0
votes

I have to count unique entries from a stream of transactions using Redis. There will be at least 1K jobs trying to concurrently check if the transaction is unique and if it is, put the the transaction type as key and the value is an incremented counter. This counter is again shared by all threads. If all threads do

  • Check if key exists. exists(transactionType)
  • Increment the counter. val count = incr(counter)
  • Set the new value. setnx(transactionType, count)

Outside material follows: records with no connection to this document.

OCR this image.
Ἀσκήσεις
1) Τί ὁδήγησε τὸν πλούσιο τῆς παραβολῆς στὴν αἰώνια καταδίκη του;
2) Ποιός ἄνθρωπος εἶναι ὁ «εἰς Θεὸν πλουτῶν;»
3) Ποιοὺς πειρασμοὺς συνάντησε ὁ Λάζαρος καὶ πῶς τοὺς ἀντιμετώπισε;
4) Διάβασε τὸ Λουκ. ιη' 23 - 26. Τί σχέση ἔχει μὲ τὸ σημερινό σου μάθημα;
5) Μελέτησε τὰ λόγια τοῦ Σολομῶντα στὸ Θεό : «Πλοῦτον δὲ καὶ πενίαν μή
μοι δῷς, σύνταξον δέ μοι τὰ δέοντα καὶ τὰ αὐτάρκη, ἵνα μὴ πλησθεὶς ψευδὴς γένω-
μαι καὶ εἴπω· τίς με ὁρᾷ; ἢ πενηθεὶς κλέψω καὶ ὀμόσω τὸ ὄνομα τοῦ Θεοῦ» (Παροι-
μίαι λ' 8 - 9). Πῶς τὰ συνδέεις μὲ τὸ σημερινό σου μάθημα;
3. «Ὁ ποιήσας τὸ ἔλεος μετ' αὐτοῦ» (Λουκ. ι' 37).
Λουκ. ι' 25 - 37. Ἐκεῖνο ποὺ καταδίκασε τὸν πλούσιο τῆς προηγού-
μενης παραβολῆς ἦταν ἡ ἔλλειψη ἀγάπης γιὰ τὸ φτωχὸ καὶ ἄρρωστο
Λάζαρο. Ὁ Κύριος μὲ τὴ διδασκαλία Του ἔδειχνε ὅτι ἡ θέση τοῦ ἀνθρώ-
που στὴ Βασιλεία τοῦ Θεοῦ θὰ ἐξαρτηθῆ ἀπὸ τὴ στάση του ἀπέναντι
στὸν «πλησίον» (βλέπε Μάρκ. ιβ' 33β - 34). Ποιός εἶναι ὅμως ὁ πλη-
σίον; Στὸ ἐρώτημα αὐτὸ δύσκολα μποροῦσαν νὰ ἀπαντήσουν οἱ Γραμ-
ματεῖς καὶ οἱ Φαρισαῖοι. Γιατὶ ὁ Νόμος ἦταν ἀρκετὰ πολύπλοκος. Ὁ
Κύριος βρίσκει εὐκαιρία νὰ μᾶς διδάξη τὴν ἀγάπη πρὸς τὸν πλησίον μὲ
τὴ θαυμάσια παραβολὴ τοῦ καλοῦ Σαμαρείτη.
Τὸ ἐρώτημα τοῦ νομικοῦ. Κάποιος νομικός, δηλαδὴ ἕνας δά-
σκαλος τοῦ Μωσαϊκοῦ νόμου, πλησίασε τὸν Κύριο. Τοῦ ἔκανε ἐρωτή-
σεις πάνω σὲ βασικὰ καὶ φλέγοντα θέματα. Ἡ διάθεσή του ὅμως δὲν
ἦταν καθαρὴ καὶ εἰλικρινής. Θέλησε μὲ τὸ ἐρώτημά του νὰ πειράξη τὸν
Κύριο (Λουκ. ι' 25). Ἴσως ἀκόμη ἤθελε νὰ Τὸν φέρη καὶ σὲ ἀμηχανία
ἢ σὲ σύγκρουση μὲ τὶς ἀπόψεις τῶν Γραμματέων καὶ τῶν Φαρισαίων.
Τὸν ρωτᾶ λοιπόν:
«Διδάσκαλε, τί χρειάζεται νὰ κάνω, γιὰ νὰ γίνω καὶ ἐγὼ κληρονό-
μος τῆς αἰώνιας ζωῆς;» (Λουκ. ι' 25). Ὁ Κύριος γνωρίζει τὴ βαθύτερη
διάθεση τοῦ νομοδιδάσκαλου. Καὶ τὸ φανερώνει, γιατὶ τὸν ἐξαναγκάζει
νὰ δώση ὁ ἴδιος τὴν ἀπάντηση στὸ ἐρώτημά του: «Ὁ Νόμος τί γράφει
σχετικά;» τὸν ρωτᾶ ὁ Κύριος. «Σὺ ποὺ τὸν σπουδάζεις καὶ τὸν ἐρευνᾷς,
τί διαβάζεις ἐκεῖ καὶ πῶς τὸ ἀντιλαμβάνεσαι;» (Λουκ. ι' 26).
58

This creates two problems.

  • Increments the counter unnecessarily, as the count can be updated by one of the threads.
  • Have to perform an exists, increment and then insert. (3 operations) Is there a better way of doing this increment and update of counter if the value does not exist.
    private void checkAndIncrement(String transactionType, Jedis redisHandle) {
        if(transactionType != null) {
            if(redisHandle.exists(transactionType) ^ Boolean.TRUE) {
                long count = redisHandle.incr("t_counter");
                redisHandle.setnx(transactionType, "" + count);
            }
        }
    }
    

EDIT:

Once a value is created as say T1 = 100, the transaction should also be identifiable with the number 100. I would have to store another map with counter as key and transaction type as value.

1

1 Answers

0
votes

Two options:

  1. Use a hash, HSETNX to add keys to the hash (just set the value to 1 or "" or anything), and HLEN to get the count of keys in the hash. You can always start over with HDEL. You could also use HINCRBY instead of HSETNX to additionally find out how many times each key appears.

  2. Use a hyperloglog. Use PFADD to insert elements and PFCOUNT to retrieve the count. HyperLogLog is a probabilistic algorithm; the memory usage for a HLL doesn't go up with the number of unique items the way a hash does, but the count returned is only approximate (usually within about 1% of the true value).